Ambiente

Wishcycling, perché sei un problema

L’abitudine, anche italiana, di gettare nei bidoni della raccolta differenziata oggetti e materiali senza avere la certezza che il conferimento sia quello corretto ostacola l’economia circolare (e non solo)
Credit: Ron Lach
Tempo di lettura 3 min lettura
12 aprile 2023 Aggiornato alle 21:00

Nell’arco di 25 anni l’Italia è passata dall’emergenza rifiuti a essere uno dei Paesi più virtuosi al mondo, e il primo in Europa, per quanto riguarda il riciclaggio dei rifiuti. Nel 2020 la Penisola ha riciclato il 72% di tutti i rifiuti, urbani e speciali-industriali, superando nettamente la media dell’Unione europea, ferma al 53%.

Questo enorme progresso ha favorito il comparto industriale del riciclo, con la creazione di oltre 4.800 imprese e 236.000 occupati, per un indotto di 10,5 miliardi di euro.

Ma a fianco di questi virtuosismi, negli ultimi anni sta emergendo il problema del wishcycling, ovvero l’abitudine di gettare nei contenitori del riciclo oggetti e materiali che non possono essere recuperati.

La diffusione di questa pratica errata sta comportando diverse problematiche per le industrie addette al trattamento dei rifiuti, in quanto devono spesso rallentare le operazioni negli impianti di separazione, con un aumento dei costi.

Le prima avvisaglie del wishcycling hanno iniziato a emergere nel 2015 negli Stati Uniti, con le difficoltà dell’industria del riciclaggio in Minnesota. Ma l’attenzione globale è arrivata solo nel 2018 con l’intervento del Governo cinese nei confronti delle importazioni di materiale riciclabile dall’estero, attraverso l’operazione National Sword, che ha posto delle nette restrizioni e una diminuzione delle importazioni di rifiuti occidentali.

Una decisione politica-industriale che ha avuto notevoli ripercussioni in Europa e negli Usa, spingendo le aziende, i Governi e i cittadini a prendere atto del problema, iniziando a modificare la comunicazione e i comportamenti su queste precise tematiche.

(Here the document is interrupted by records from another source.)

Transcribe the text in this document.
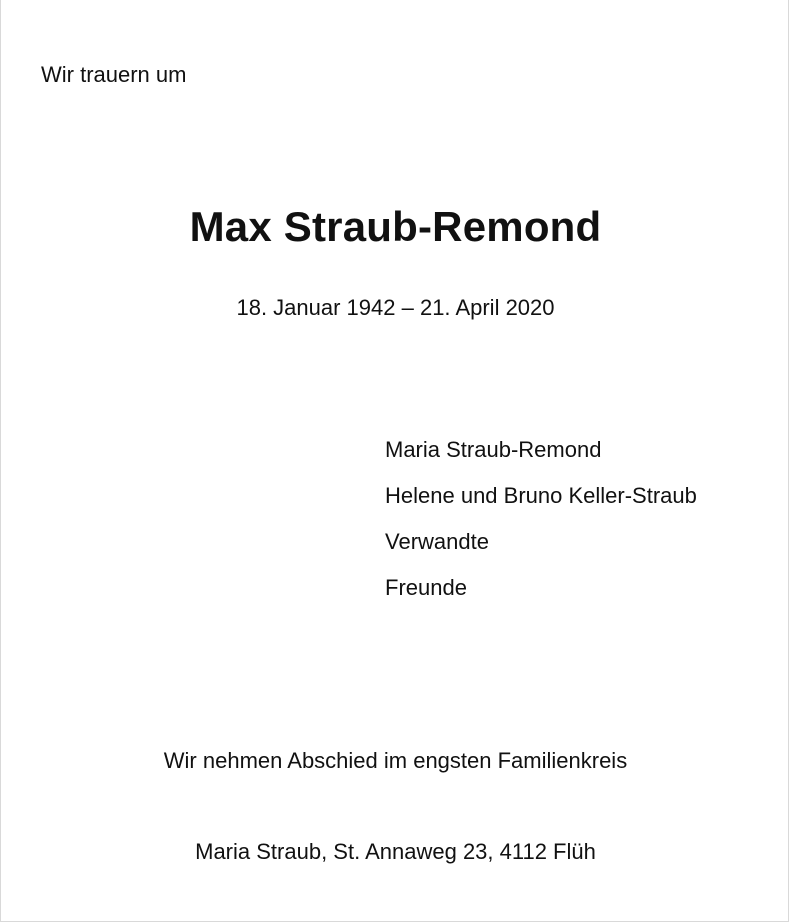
Wir trauern um
Max Straub-Remond
18. Januar 1942 – 21. April 2020
Maria Straub-Remond
Helene und Bruno Keller-Straub
Verwandte
Freunde
Wir nehmen Abschied im engsten Familienkreis
Maria Straub, St. Annaweg 23, 4112 Flüh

Nonostante le buone intenzioni e la volontà di contribuire alla sostenibilità ambientale, molti cittadini commettono diversi errori nell’identificare e confinare correttamente i rifiuti, a causa anche di indicazioni spesso confusionarie o poco adatte a facilitare la gestione del materiale riciclabile.

Il wishcycling sembra coinvolgere particolarmente i rifiuti derivanti dalle materie plastiche, dove i codici di identificazione del materiale possono indurre all’errore, in quanto ben pochi sono consapevoli del fatto che solo polietilene, Pet e polietilene ad alta densità possono essere facilmente riciclati. «Abbiamo reso davvero complicato qualcosa che potrebbe essere abbastanza semplice. E questo è abbastanza frustrante per il pubblico che vuole fare la cosa giusta quando si tratta di riciclare», ha sottolineato Libby Peake, consigliere senior del think tank ambientale Green Alliance.

La mancanza di uno standard globale adottato in maniera univoca per quanto riguarda le pratiche di riciclaggio, ha contribuito alla confusione e al diffondersi del wishcycling, complice anche la disattenzione delle multinazionali e delle autorità preposte al controllo.

Per risolvere questo problema che ostacola l’economia circolare su scala globale, le aziende di gestione dei rifiuti, varie associazioni, enti e gruppi di attivisti, hanno lanciato una serie di campagne per sensibilizzare l’opinione pubblica.

Oltre a incentivare la cittadinanza a prestare più attenzione alle indicazioni presenti sui rifiuti, si sono moltiplicati i siti per guidare l’utente e sono state create delle app per facilitare la gestione della spazzatura. Ulteriori progressi potranno arrivare dalle nuove norme governative, che dovranno imporre dei packaging pienamente riciclabili e riutilizzabili.